Menurut laporan dari Cetro Trading Insight, EUR/USD terlihat melemah setelah lonjakan harga minyak. Pergerakan ini didukung oleh kenaikan imbal hasil untuk tenor dua tahun di AS maupun zona euro, dengan kenaikan hingga enam basis poin pada swap rate. Situasi ini mencerminkan pembiayaan jangka pendek yang lebih mahal dan sentimen pasar yang menunggu wejangan kebijakan bank sentral.
Di wilayah euro, laju pengangguran stagnan pada 6,3 persen dan ekspektasi inflasi konsumen tetap stabil. Data ini menjaga kemungkinan adanya kenaikan suku bunga ECB pada Juni, sambil memberi otoritas kebijakan ruang untuk menilai data lebih lanjut sebelum melakukan pengetatan berikutnya. Laporan ini menekankan bahwa dinamika harga energi tidak secara luas memicu tekanan pada semua komponen inflasi, melainkan lebih banyak terkait dengan sektor energi.
Analisis ini menyoroti bahwa pelaku pasar mengaitkan pembacaan ini dengan sikap kebijakan yang masih berhati-hati. Menurut Cetro Trading Insight, stabilisasi ekspektasi inflasi dapat memberi bank sentral waktu untuk mengevaluasi dampak kejutan harga energi sebelum memutuskan langkah lanjutan. Ketidakpastian global tetap menjadi faktor penentu arah pasangan EURUSD dalam beberapa minggu ke depan.
Lonjakan harga minyak mendorong imbal hasil global naik, yang pada akhirnya mempengaruhi pergerakan EURUSD. Dalam konteks ini, swap rates untuk 2-tahun AS dan EU terdorong naik, mencatat kenaikan sampai sekitar 6 basis poin. Pergerakan tersebut memperkuat tekanan terhadap euro dan menopang dolar AS dalam perdagangan sesi terbaru.
Pasar juga melihat bahwa pergerakan minyak menguatkan ekonomi kedua wilayah, meskipun faktor-faktor lain tetap relevan. Ketika imbal hasil naik, biaya pinjaman menjadi lebih mahal bagi pelaku pasar, sehingga sentimen risk-off bisa meningkat untuk aset berisiko rendah. Secara keseluruhan, EURUSD cenderung melemah seiring peningkatan yield dan respons terhadap harga energi.

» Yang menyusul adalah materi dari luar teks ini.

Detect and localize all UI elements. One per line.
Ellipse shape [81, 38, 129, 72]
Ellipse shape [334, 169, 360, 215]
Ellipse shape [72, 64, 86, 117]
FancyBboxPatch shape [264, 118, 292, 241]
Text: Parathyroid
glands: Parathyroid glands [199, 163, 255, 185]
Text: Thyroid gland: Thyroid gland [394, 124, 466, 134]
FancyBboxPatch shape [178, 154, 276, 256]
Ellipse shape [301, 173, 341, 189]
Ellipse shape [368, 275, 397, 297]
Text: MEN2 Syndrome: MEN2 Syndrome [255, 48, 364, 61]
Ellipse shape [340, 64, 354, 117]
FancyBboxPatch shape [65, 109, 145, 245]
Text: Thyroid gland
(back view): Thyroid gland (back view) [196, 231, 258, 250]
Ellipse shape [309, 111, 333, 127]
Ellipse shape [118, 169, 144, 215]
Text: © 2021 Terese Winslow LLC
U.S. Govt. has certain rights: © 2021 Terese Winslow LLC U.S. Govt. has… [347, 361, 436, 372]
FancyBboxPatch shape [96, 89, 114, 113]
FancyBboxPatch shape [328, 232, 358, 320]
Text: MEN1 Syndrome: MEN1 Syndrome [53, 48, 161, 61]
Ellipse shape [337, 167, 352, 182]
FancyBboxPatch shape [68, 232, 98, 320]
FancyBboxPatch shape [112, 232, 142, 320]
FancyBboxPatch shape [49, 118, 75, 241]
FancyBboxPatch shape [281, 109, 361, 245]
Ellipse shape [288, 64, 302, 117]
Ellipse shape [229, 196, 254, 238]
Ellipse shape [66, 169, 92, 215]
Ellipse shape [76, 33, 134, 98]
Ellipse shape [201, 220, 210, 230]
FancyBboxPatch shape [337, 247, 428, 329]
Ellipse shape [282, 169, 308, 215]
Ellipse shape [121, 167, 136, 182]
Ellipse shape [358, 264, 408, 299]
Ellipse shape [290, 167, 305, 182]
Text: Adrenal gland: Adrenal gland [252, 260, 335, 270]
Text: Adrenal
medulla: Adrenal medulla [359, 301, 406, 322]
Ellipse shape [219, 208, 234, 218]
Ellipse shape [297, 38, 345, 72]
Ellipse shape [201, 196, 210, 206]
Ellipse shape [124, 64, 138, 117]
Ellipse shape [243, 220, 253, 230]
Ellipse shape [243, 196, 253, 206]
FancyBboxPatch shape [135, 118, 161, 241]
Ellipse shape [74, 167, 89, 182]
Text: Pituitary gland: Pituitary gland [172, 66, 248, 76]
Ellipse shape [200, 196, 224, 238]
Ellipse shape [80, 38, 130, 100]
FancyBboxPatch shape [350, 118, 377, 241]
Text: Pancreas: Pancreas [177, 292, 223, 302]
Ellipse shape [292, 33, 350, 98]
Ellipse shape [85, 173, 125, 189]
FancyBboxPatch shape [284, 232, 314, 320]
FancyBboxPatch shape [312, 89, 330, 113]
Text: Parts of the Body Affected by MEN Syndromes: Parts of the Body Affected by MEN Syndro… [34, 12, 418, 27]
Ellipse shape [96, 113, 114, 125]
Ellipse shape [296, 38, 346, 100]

Penutupan saat ini menunjukkan korelasi negatif antara euro dan minyak, di mana pelemahan EUR didorong oleh eskalasi yield yang beriringan dengan kenaikan harga energi. Perhatikan bahwa pergerakan mata uang ini bisa berfluktuasi tergantung pada data inflasi dan komentar kebijakan ECB yang dirilis selanjutnya.
Prospek kebijakan ECB tetap terikat pada dinamika inflasi dan ekspektasi pasar. Laporan ini menggarisbawahi bahwa kenaikan harga minyak menambah tekanan pada biaya hidup, namun indikator utama menunjukkan bahwa ruang bagi pengetatan lebih lanjut masih ada. Ini berarti ECB bisa mengambil jeda sambil menilai dampak jangka pendek terhadap perekonomian.
Ekspektasi inflasi headline diperkirakan berada di sekitar 3,1% y/y dan inti di sekitar 2,4% y/y, sesuai proyeksi beberapa pejabat. Meskipun demikian, dinamika harga energi akan terus menjadi faktor kunci dalam keputusan kebijakan di bulan-bulan mendatang. Pasar tetap menantikan pandangan resmi ECB soal jeda atau kelanjutan pengetatan.
Dalam konteks yang lebih luas, stabilisasi ekspektasi inflasi memberi ECB lebih banyak ruang untuk menimbang langkah-langkahnya. Namun jika kejutan harga energi berlanjut, risiko kebijakan yang lebih agresif tetap ada. Arah jangka menengah EURUSD akan sangat bergantung pada bagaimana data inflasi dan perkembangan geopolitik memengaruhi pandangan bank sentral.